“A Four-Hundred-Year-Old Woman” by Bharati Mukherjee
“A Four-Hundred-Year-Old Woman” seems to be Mukherjee’s manifesto of sorts, in that in this essay she states the goal of her writing:
In other words, my literary agenda begins by acknowledging that America has transformed me. It does not end until I show how I (and the hundreds of thousands like me) have transformed America.
She strives to give an inner life to those normally overlooked—“call them Indians, Filipinos, Koreans, Chinese”—“[her] duty is to give voice to continents, but also to redefine the nature of American and what makes an American.”
Mukherjee also states that she considers herself an “American writer, in the American mainstream, trying to expand it,” despite the fact that she was born in India, married and lived in Canada before finally moving to America in 1983. According to Nina Baym, Mukherjee’s interest in using her writing to define “American” and “the American Experience” places her firmly within the American literature tradition. Baym notes in her critical essay “Melodramas of Beset Manhood: How Theories of American Fiction Exclude Women Authors” that oftentimes texts that detail the immigrant or minority experience are excluded from the canon because they do not describe the true “American” experience. Mukherjee specifically wants to challenge this notion.
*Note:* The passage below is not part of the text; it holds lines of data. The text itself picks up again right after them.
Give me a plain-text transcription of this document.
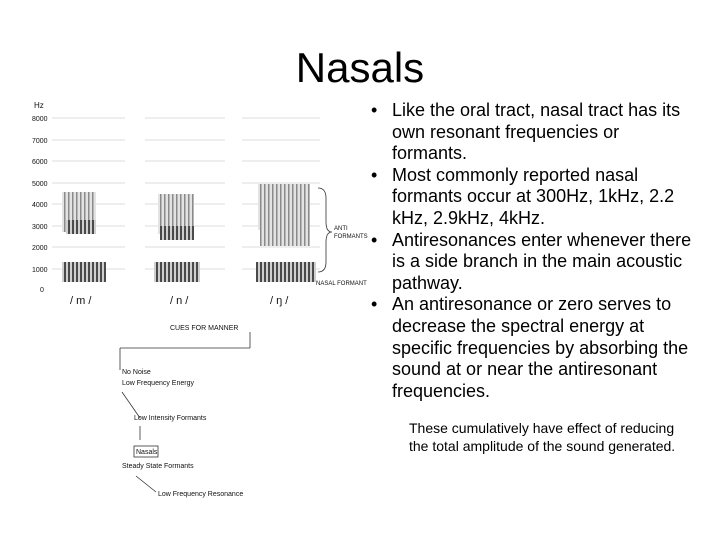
Nasals
Hz
8000
7000
6000
5000
4000
3000
2000
1000
0
ANTI
FORMANTS
NASAL FORMANT
/ m /	/ n /	/ ŋ /
CUES FOR MANNER
No Noise
Low Frequency Energy
Low Intensity Formants
Nasals
Steady State Formants
Low Frequency Resonance
• Like the oral tract, nasal tract has its own resonant frequencies or formants.
• Most commonly reported nasal formants occur at 300Hz, 1kHz, 2.2 kHz, 2.9kHz, 4kHz.
• Antiresonances enter whenever there is a side branch in the main acoustic pathway.
• An antiresonance or zero serves to decrease the spectral energy at specific frequencies by absorbing the sound at or near the antiresonant frequencies.
These cumulatively have effect of reducing the total amplitude of the sound generated.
I found this statement interesting: “Wherever I travel in the (very) Old World, I find “Americans” in the making, whether or not they ever make it to these shores.” What makes a person, who has never seen the United States, an American in the making? Mukherjee continues, “I see them as dreamers and conquerors, not afraid of transforming themselves, not afraid of abandoning some of their principles along the way,” and then mentions her main character from Jasmine, who fits that description. But why these characteristics? And why does Mukherjee define them as specifically American?